Antonio D’Attellis, vanto per la città di Campobasso
di Rita Frattolillo – fb –
Bilanciamento tra il ritratto dell’Artista e quello della Città
Antonio D’Attellis, legittimo vanto per la città di Campobasso e per il Molise, è stato omaggiato stamane presso l’assessorato alla cultura in occasione dei festeggiamenti appena conclusi per il Corpus Domini, una tradizione plurisecolare molto sentita e partecipata anche perché molto viva, per mille ragioni. Anzitutto la sacralità dell’evento, e quindi momento di devozione particolare per i credenti, con la solenne processione e la benedizione del vescovo, e poi, quello che affascina grandi e piccoli già dalla prima volta che assistono alla sfilata dei Misteri, è sicuramente la spettacolarità dei figuranti in bilico sugli ingegni nei loro abbigliamenti meravigliosi, la prospettiva molto scenografica delle tredici “macchine” portate a spalla lungo i tragitti maggiori della città tra ali di folla entusiasta.

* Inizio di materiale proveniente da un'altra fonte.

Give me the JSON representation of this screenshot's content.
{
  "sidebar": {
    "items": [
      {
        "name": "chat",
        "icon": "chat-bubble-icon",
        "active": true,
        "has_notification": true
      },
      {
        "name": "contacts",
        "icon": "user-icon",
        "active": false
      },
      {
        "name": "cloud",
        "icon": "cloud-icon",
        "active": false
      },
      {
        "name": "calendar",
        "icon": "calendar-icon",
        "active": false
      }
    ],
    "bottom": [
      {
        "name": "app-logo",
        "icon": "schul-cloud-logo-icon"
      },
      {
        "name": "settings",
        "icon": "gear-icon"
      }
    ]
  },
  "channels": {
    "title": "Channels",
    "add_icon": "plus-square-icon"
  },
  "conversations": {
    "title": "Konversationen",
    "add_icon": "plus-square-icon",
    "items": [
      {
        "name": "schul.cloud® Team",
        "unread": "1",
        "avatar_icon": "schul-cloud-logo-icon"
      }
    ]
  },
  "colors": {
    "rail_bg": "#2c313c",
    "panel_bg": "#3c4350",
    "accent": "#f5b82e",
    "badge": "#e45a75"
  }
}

Ed è il caso di ricordare che fu l’architetto Bernardino Musenga, l’artefice della Campobasso moderna che, durante il decennio francese (1806-1815) chiese di poter far uscire gli ingegni del Di Zinno fuori dalla cerchia muraria del borgo antico. Infatti riuscì nella sua impresa, e da quel momento in poi la popolazione di generazione in generazione ha potuto ammirare Santi, profeti e la Vergine nel dì del Corpus Domini.
Uno degli artisti molto apprezzati che molto spesso ha tratto ispirazione dalla coralità della “festa” più grande per i Campobassani è Antonio D’Attellis. Un artista che si è formato, oltre che all’Accademia di belle arti di Napoli, a Genova, Venezia e Milano, e che, già dal 1967, ha partecipato a mostre collettive importanti, come la Quadriennale di Roma e la Biennale di Venezia. E’ attivo anche a Pavia e ad Asti, sue opere sono ospitate a Livorno. Poi è tornato in Molise, dove gli sono stati affidati progetti originalissimi per pianificazione ed esecuzione (la farmacia Caruso e il palazzo a via Cardarelli di Campobasso).
Ha creato migliaia di opere, spesso di grandi dimensioni, e incurante del “supporto”: che sia cartone da imballaggio, platica dei sacchi neri per la spazzatura, carta argentata delle uova pasquali, va bene tutto, pur di esternare la sua ricca vena artistica. Il visitatore si trova un pò estraniato a vedere con quanta abilità tecnica e maestria artistica D’Attellis ha composto sul cartone l’interno di un tempio dall’architettura complessa, dove potresti entrare e respirare quell’atmosfera sacra; oppure figure femminili bellissime, carnali, sorridenti, o monumenti superbi come il Colosseo; ma pure l’emarginato, lo straccione, madri che allattano, e poi scene con gruppi umani, ognuno colto in un momento preciso.
Ma quello che fa di lui il pittore dei “Misteri”, è il numero notevole di opere dedicate a quello che è un soggetto iconico per i campobassani. L’artista stesso ha confessato candidamente che “è un mistero perché sono stato sempre affascinato dai Misteri...”, e proprio un suo quadro, particolarmente affollato di personaggi, ha dato lo spunto all’assessorato di creare una sorta di evento nell’evento, grazie alla proposta di riconoscersi nel quadro. Detto fatto, e stamattina, infatti coloro che hanno riconosciuto se stessi o i parenti rappresentati all’epoca dal pittore, hanno ricevuto un gradito premio.
Al di là di tutto, il vero significato dell’evento è che l’arte di D’Attellis, oltre a interpretare il senso di appartenenza che i Misteri rappresentano, suggella e custodisce nella maniera più alta e nobile la memoria identitaria collettiva dell’intera regione.